Quick comparison: vector stores on AWS
| Criterion | OpenSearch Serverless | Aurora pgvector | Neptune Analytics | MemoryDB | |
|---|---|---|---|---|---|
| Native hybrid search | ✅ Yes | ⚠️ Manual (tsvector) | ❌ No | ❌ No | — |
| Scale (vectors) | High (billions) | Medium (~5M) | Medium | Low (RAM-bound) | — |
| Metadata filters | ✅ Robust | ✅ Full SQL | ⚠️ Limited | ⚠️ Basic | — |
| Bedrock KB integration | ✅ Native | ✅ Native | ❌ No | ❌ No | — |
| Cost model | OCU (variable) | Instance (fixed) | Instance (fixed) | Memory (high/GB) | — |
| Search latency | ~10–50ms | ~20–100ms | ~20–80ms | < 5ms | — |
| Operational overhead | Low (serverless) | Low (familiar) | Medium | Medium | — |
Key takeaways from this lesson
Frequently asked questions
Can I use provisioned OpenSearch (not serverless) as a vector store?
Yes. Provisioned OpenSearch Service supports the same HNSW vector engine and hybrid search. For constant high loads, it can be 40–60% cheaper than serverless. The trade-off is operational: you manage instances, shards, and upgrades. For most teams, serverless is worth the extra cost for simplicity.
Does Bedrock Knowledge Bases support pgvector as a vector store?

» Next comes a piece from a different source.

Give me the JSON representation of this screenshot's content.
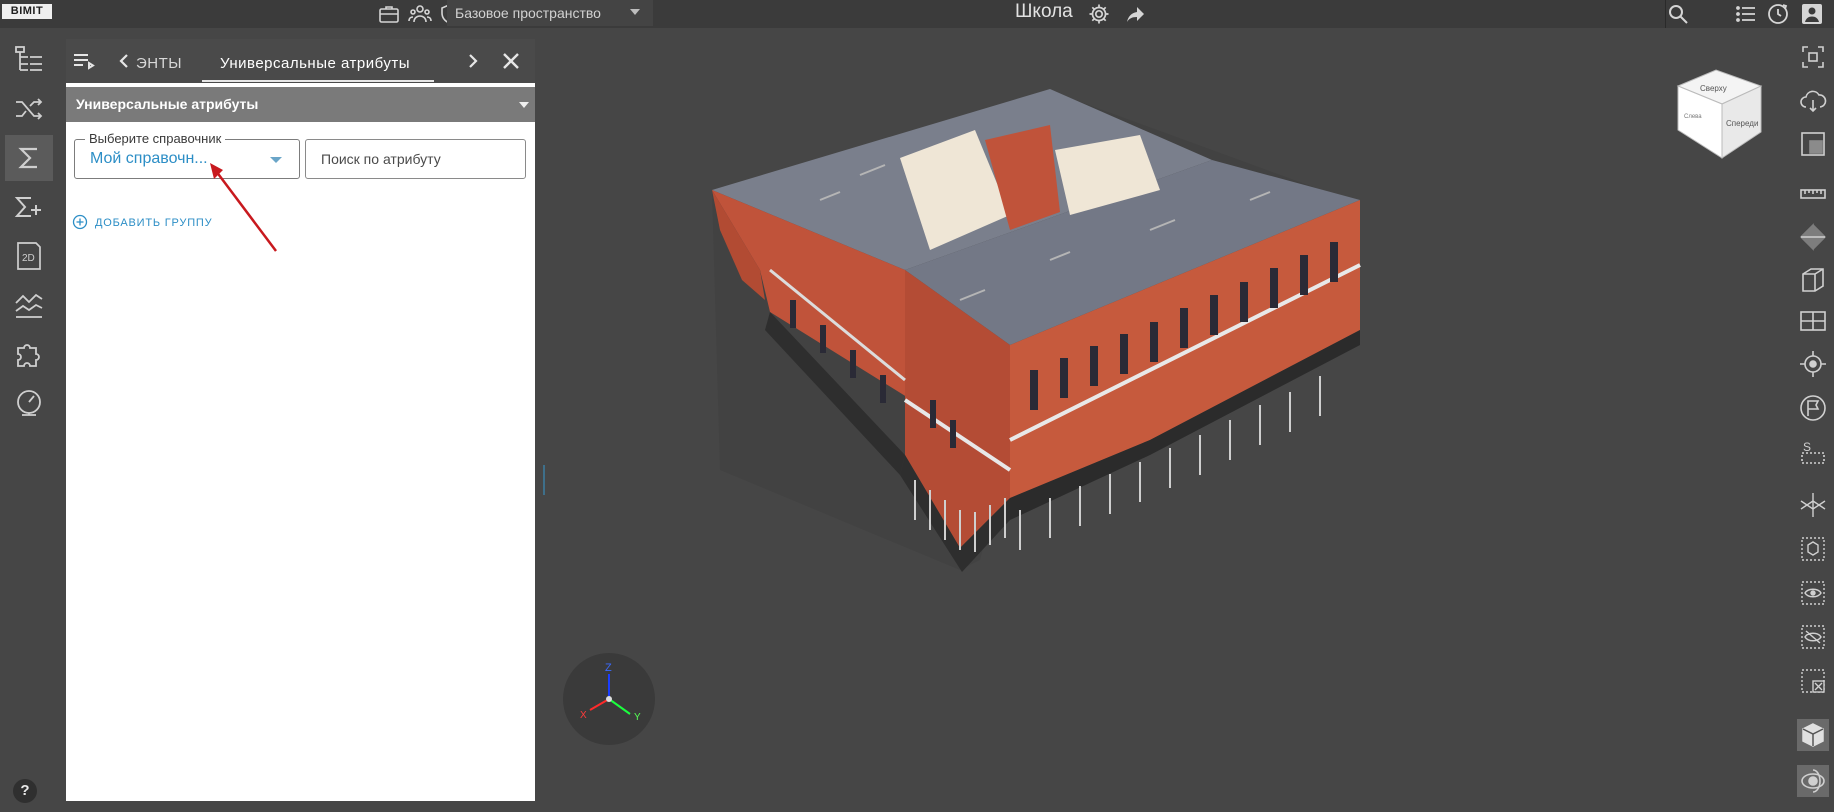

Yes, since 2024 Bedrock Knowledge Bases supports Aurora PostgreSQL with pgvector as a managed vector store option, in addition to OpenSearch Serverless. The integration is native — you point to the Aurora cluster and Bedrock manages ingestion and search.
What is the difference between HNSW and IVFFlat in pgvector?

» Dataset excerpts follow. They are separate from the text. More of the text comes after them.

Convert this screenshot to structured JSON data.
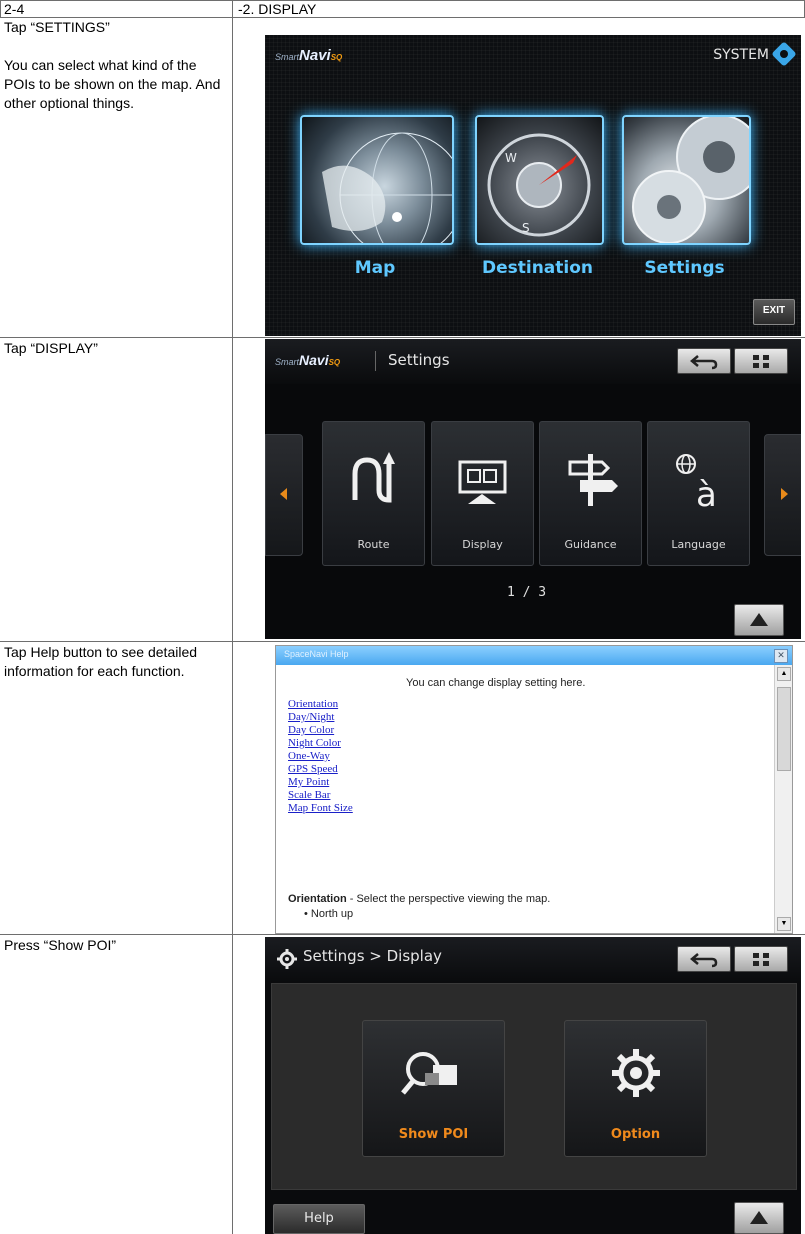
{
  "header": {
    "section_number": "2-4",
    "section_title": "-2. DISPLAY"
  },
  "steps": [
    {
      "instruction": "Tap “SETTINGS”",
      "description": "You can select what kind of the POIs to be shown on the map. And other optional things."
    },
    {
      "instruction": "Tap “DISPLAY”"
    },
    {
      "instruction": "Tap Help button to see detailed information for each function."
    },
    {
      "instruction": "Press “Show POI”"
    }
  ],
  "screen_main": {
    "logo": "Navi",
    "logo_prefix": "Smart",
    "logo_suffix": "SQ",
    "system_label": "SYSTEM",
    "tiles": [
      "Map",
      "Destination",
      "Settings"
    ],
    "exit_label": "EXIT",
    "accent_color": "#5fc8ff"
  },
  "screen_settings": {
    "title": "Settings",
    "back_icon": "back-arrow-icon",
    "menu_icon": "grid-icon",
    "cards": [
      "Route",
      "Display",
      "Guidance",
      "Language"
    ],
    "pager": "1 / 3"
  },
  "screen_help": {
    "title": "SpaceNavi Help",
    "intro": "You can change display setting here.",
    "links": [
      "Orientation",
      "Day/Night",
      "Day Color",
      "Night Color",
      "One-Way",
      "GPS Speed",
      "My Point",
      "Scale Bar",
      "Map Font Size"
    ],
    "section_heading": "Orientation",
    "section_text": " - Select the perspective viewing the map.",
    "bullet": "North up"
  },
  "screen_display": {
    "breadcrumb": "Settings > Display",
    "buttons": [
      "Show POI",
      "Option"
    ],
    "help_label": "Help",
    "accent_color": "#f08a1c"
  }
}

HNSW has better recall and search performance, but uses more memory and has slower index build. IVFFlat has faster build and smaller memory footprint, but lower recall. For production RAG, prefer HNSW — the recall difference matters when you're searching for the top-k most relevant chunks.
How does data isolation between tenants work in the same OpenSearch index?
You add a metadata field (e.g., tenant_id) to each document and apply a mandatory filter on all queries. OpenSearch supports pre-query filters that are applied before vector search, ensuring one tenant never sees another's data. Important: this field needs to be mapped as keyword in the index for adequate performance.
My take
Vector store is not a commodity decision — it affects latency, cost, and what you can do with hybrid search. On AWS, OpenSearch Serverless is the mature production choice: it delivers hybrid search without extra code, scales without operations, and integrates natively with Bedrock. pgvector is the pragmatic choice when you already have Postgres and smaller volume. Don't overcomplicate it: choose the option your team can operate well, with the filters your use case requires, and dimension with headroom. Reindexing billions of vectors because you chose wrong is an expensive problem to have.